The mecca for authentic Italian food in Boston lies in the North End, often called “Boston’s Little Italy.” Daniele Bocchieri, a sophomore at Northeastern University hailing from Milan, Italy, knows this to be true more than most.
“I was constantly looking for Italian food,” Bocchieri said about his arrival in Boston, “but the only way to get an Italian taste would be by going all the way to the North End.”
For Bocchieri and other students, he said, the trek isn’t always convenient. Finding his campus a train ride away from the North End, Bocchieri began to wonder how, and if, he could get good Italian food more centrally located to his neighborhood.
So came Sapori Pinocchios, the mobile business Bocchieri is starting with Nikolai Romanov, a sophomore at Northeastern. The plan, Bocchieri said, is to cart a bike around his campus and the downtown area with pastries and Italian finger food.
The two will fill their cart with Modern Pastry items, including, among other delicacies, cannolis in the morning and arancini in the afternoon. Bocchieri said he hopes to expand the business to offer late-night service, but the main goal is to offer accessible food that tastes good.
“[Modern Pastry’s] pastries are the best I’ve tried here in Boston,” he said.
The mobile unit will resemble something along the lines of a bike with a stocked shelf attached to it. The idea for the traveling unit was developed by the Italian company Business on the Road. Bocchieri and Romanov will be the first people in the United States to use this technology, Bocchieri said.
They settled on using a bike after conducting their own research, in which they found it to be the best way to do business. One of the main advantages, Bocchieri said, is the agility the unit brings.
“The bike can easily go anywhere,” he said.
Bocchieri plans for the truck to be geared up and ready by spring. And because he knows Boston weather is unpredictable, the truck will only be seasonal.
When it does open, Bocchieri said he’s expecting to launch the business on Northeastern’s campus and then move it to other areas, including other college campuses, Back Bay and the Financial District.
By the end of the business’s second year, Bocchieri said he’d like to have seven fully operating bikes carting around Boston with Italian food.
“Definitely no less,” he said. “It can be more, if the demand hopefully grows.”
And from what he’s encountered so far, the possibility of more bikes isn’t out of reach.
After Bocchieri and Romanov presented the idea at their school’s Husky Startup Challenge earlier this year, floods of people came to check out the business and eat the samples.

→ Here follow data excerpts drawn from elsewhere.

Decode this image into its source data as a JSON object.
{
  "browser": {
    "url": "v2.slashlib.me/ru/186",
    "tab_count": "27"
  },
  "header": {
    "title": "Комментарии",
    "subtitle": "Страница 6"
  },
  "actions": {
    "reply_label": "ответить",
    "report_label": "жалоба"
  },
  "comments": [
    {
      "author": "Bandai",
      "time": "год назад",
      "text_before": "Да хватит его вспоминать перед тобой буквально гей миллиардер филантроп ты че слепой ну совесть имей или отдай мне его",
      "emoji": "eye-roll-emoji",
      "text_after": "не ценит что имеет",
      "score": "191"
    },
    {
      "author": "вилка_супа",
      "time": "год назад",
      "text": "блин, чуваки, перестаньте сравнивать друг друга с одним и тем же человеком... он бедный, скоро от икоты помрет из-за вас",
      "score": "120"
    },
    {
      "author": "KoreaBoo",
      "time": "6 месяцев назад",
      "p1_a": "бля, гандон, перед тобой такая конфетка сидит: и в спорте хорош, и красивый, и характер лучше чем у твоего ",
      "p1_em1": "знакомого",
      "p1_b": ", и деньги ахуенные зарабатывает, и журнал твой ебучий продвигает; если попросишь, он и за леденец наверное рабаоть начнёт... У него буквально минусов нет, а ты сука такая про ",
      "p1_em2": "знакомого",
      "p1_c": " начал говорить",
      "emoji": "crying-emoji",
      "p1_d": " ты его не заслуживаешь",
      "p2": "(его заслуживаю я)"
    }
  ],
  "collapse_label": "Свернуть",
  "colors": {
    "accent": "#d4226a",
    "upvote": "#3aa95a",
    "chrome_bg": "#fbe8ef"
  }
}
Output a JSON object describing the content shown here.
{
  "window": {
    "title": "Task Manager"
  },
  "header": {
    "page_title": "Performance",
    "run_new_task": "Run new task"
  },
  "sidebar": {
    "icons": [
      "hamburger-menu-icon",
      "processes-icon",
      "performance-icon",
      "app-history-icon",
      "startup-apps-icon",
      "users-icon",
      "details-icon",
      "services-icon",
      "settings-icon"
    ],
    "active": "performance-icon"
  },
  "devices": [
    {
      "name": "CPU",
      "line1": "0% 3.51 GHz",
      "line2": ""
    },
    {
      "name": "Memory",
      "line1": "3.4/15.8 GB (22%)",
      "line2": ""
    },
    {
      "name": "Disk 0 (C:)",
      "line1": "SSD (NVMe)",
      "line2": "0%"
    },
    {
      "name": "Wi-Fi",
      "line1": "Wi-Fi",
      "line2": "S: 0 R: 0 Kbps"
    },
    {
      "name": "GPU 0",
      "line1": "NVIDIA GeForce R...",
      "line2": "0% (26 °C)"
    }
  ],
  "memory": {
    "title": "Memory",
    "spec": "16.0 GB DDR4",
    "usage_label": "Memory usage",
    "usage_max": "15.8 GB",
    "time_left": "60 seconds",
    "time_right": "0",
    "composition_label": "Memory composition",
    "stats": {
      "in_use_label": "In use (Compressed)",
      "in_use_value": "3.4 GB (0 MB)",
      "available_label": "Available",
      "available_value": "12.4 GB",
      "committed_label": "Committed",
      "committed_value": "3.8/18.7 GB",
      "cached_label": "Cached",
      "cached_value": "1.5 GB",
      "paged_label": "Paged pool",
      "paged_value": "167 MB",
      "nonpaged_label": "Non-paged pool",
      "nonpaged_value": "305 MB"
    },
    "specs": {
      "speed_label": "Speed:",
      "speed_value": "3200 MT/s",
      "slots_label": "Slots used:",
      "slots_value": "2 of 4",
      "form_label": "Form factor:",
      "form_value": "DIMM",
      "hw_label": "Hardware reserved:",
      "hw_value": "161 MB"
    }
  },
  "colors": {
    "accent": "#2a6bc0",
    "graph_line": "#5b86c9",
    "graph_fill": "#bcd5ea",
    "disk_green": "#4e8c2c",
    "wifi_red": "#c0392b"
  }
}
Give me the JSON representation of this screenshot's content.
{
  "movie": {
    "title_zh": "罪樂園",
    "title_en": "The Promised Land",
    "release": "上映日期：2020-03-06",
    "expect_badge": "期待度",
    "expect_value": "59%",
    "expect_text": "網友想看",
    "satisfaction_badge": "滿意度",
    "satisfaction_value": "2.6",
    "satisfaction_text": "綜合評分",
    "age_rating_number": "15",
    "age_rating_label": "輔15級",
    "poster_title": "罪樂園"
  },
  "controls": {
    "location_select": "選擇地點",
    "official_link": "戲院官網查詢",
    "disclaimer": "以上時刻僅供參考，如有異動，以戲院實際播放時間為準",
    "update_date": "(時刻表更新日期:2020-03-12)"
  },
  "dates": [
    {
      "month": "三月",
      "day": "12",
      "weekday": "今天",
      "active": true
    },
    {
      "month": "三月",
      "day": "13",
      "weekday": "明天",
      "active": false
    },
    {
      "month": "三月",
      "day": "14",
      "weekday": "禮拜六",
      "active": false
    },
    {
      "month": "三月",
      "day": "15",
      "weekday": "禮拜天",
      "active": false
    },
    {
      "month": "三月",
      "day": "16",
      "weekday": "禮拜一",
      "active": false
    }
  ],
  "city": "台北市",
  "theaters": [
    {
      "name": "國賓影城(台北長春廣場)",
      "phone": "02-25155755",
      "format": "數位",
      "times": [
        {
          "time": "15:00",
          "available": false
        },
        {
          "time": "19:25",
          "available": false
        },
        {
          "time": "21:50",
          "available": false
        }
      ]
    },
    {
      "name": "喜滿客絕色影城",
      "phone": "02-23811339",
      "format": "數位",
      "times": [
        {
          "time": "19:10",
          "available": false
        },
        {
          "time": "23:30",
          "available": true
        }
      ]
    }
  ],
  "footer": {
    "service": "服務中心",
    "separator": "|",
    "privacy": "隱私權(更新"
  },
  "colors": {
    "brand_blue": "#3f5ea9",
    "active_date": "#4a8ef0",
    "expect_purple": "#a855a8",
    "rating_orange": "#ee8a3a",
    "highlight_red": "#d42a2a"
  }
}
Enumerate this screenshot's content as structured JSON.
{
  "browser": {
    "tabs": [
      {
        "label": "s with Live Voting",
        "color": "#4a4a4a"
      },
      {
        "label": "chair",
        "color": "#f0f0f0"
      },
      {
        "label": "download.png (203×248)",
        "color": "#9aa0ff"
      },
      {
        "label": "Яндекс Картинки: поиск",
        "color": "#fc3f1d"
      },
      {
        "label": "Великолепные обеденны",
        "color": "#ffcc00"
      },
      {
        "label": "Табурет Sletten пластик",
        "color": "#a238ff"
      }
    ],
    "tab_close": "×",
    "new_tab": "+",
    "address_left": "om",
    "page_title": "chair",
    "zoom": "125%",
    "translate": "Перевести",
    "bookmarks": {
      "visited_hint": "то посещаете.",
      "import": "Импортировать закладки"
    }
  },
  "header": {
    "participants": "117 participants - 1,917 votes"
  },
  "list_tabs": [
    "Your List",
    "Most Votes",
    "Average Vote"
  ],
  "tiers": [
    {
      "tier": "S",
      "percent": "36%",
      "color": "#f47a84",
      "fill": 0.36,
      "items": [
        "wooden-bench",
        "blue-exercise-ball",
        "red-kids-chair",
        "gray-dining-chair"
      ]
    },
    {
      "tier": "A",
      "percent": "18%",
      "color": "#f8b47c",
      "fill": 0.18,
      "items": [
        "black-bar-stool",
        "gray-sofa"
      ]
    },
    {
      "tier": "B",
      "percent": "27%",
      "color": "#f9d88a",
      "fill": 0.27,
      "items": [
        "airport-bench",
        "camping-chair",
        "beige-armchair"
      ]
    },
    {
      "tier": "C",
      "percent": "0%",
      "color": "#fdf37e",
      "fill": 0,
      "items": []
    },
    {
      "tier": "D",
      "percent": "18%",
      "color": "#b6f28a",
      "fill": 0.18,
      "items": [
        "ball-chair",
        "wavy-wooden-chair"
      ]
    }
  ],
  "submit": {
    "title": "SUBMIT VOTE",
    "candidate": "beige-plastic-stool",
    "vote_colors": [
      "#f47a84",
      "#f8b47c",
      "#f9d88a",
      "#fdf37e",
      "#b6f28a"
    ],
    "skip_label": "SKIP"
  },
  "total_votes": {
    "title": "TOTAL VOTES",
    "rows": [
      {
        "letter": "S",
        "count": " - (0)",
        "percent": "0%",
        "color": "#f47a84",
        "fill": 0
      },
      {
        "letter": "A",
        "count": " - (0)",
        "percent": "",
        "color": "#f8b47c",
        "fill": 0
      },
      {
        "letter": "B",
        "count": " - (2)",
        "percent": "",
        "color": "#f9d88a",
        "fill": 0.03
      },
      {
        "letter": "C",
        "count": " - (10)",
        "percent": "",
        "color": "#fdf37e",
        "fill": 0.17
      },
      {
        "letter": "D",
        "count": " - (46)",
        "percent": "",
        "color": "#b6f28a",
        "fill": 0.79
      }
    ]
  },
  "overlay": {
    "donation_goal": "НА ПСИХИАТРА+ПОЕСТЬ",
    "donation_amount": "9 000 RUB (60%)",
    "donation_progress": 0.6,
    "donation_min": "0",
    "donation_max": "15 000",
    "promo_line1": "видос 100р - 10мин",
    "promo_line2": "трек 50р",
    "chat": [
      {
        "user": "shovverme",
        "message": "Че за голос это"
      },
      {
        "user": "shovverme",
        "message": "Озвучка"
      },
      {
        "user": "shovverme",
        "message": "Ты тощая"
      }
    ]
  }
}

“We had 300 samples of cannolis and 300 samples of arancini, and they went in half an hour,” Bocchieri said. “They just didn’t come for the food. They actually came there and asked questions.”
He also said many students seemed “interested in the business.”
As for Boston University students, many jumped at the idea of a mobile Italian eatery, with some noting that the trip to the North End isn’t as convenient as they’d like it to be.
“It’s definitely a nice idea because I know people that make a trek to the North End to get the food,” said Jillian Richardson, a senior in the College of Communication.
But Richardson said there may be one downfall to making something so accessible.
“I know at Harvard, they got a Mike’s Pastry last year, and people feel like it’s less special because they can get it constantly,” she said.
Jessica Graves, a freshman in the College of Fine Arts, said though she’s never seen food on a bike before, she’d still eat from the mobile shop because of its accessibility.
“The trip to the North End is far,” she said.
Others said that while they’d definitely enjoy a service like Sapori Pinocchios, the journey to Boston’s Italian food scene isn’t as time-constraining as others may think.
“The advantage of BU is it’s easy to go into the city and the North End,” said Hrishi Somayaji, a senior in the College of Arts and Sciences. “We’re on top of the T, so there’s quick and easy transportation. I don’t think there’s a gap in terms of … accessible Italian food.”
But even with the North End just a subway ride away, Somayaji said he’d happily stop by the closer food bike.
“I would for sure be a customer,” he said. “And I would tell everyone I knew about it.”